More severe weather is likely today as a multi-day outbreak continues.
Scattered severe storms with damaging winds, large hail, and a couple of tornadoes will be possible through about midday to early afternoon across the Mid-Atlantic. A marginal wind and hail risk
will diminish slowly this morning across central Florida.
Secondary cyclogenesis is underway near the Blue Ridge in northwest Virginia, where 3-6 mb pressure falls per two hours have been observed in advance of a negative tilt shortwave trough accelerating northeastward over the southern Appalachians. The northwest Virginia cyclone will deepen and move north-northeastward to eastern Pennsylvania by early-mid afternoon.
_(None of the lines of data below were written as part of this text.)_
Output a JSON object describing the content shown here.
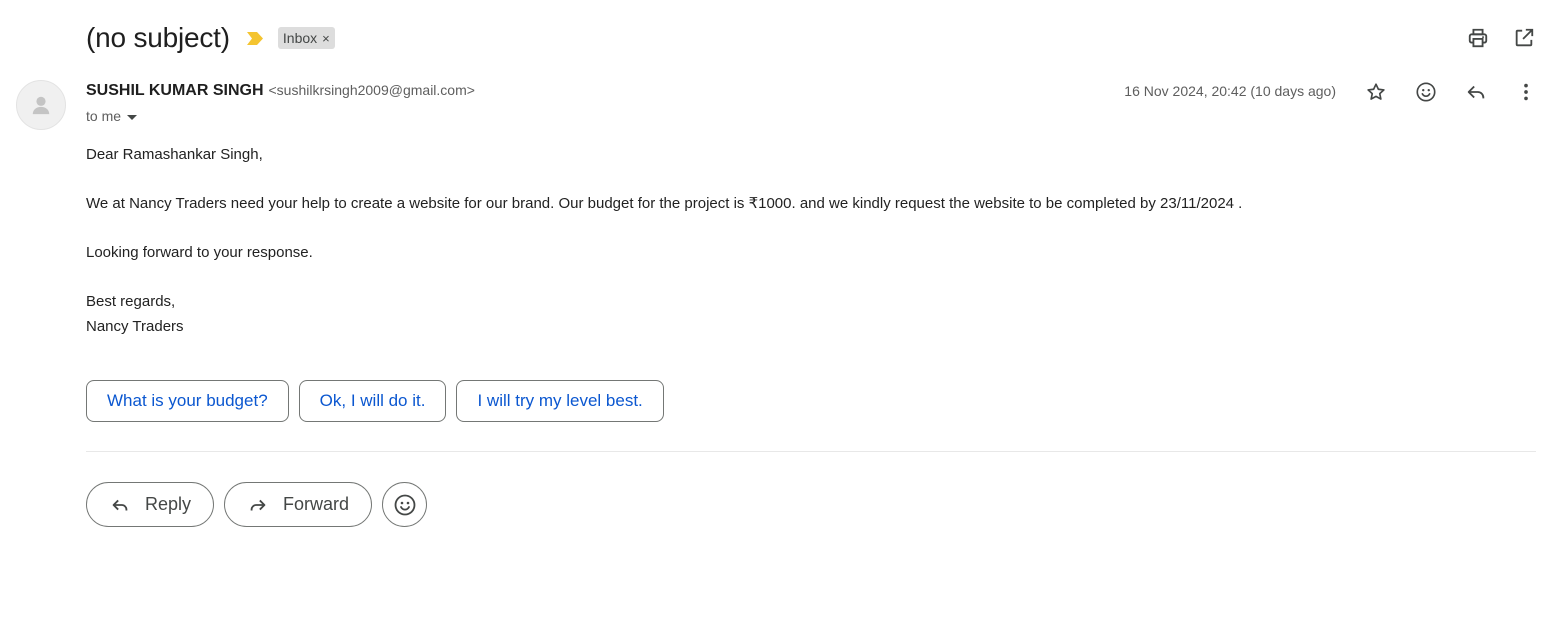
{
  "email": {
    "subject": "(no subject)",
    "label": "Inbox",
    "label_remove": "×",
    "sender": {
      "name": "SUSHIL KUMAR SINGH",
      "email": "<sushilkrsingh2009@gmail.com>"
    },
    "recipient": "to me",
    "date": "16 Nov 2024, 20:42 (10 days ago)",
    "body": {
      "greeting": "Dear Ramashankar Singh,",
      "paragraph": "We at Nancy Traders need your help to create a website for our brand. Our budget for the project is ₹1000. and we kindly request the website to be completed by 23/11/2024 .",
      "closing_line": "Looking forward to your response.",
      "sign_off": "Best regards,",
      "signature": "Nancy Traders"
    }
  },
  "smart_replies": [
    "What is your budget?",
    "Ok, I will do it.",
    "I will try my level best."
  ],
  "actions": {
    "reply_label": "Reply",
    "forward_label": "Forward"
  },
  "icons": {
    "importance": "importance-marker-icon",
    "print": "print-icon",
    "open_new_window": "open-in-new-window-icon",
    "star": "star-icon",
    "emoji": "emoji-icon",
    "reply": "reply-icon",
    "more": "more-vert-icon",
    "forward": "forward-icon",
    "avatar": "person-icon"
  },
  "colors": {
    "importance": "#f4c430",
    "link": "#0b57d0",
    "label_bg": "#dddddd"
  }
}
A trailing cold front will move off the North Carolina coast by lunchtime, and the remaining warm sector near the DelMarVa Peninsula will be pinched off by dinner time.
Overnight convection has lingered near the North Carolina coast, and anvil cirrus has overspread eastern North Carolina and southeastern Virginia this morning. Low-level moisture inflow across eastern North Carolina/Virginia has been disrupted and reduced by this convection, and the clouds will likely slow surface heating prior to frontal passage. However, strong forcing for ascent and modest moisture recovery ahead of the front will support a severe-storm risk until the cold front moves offshore this afternoon. Very strong deep-layer shear and conditionally unstable midlevel lapse rates will support a risk for damaging winds and marginally severe hail with embedded cells/line segments, and an isolated tornado or two cannot be ruled out with fast-moving cells.
The concentration of severe weather today will be over eastern North Carolina and Virginia, but the threat for severe weather extends into central New Jersey and southeastern Pennsylvania. When thunder roars, head indoors!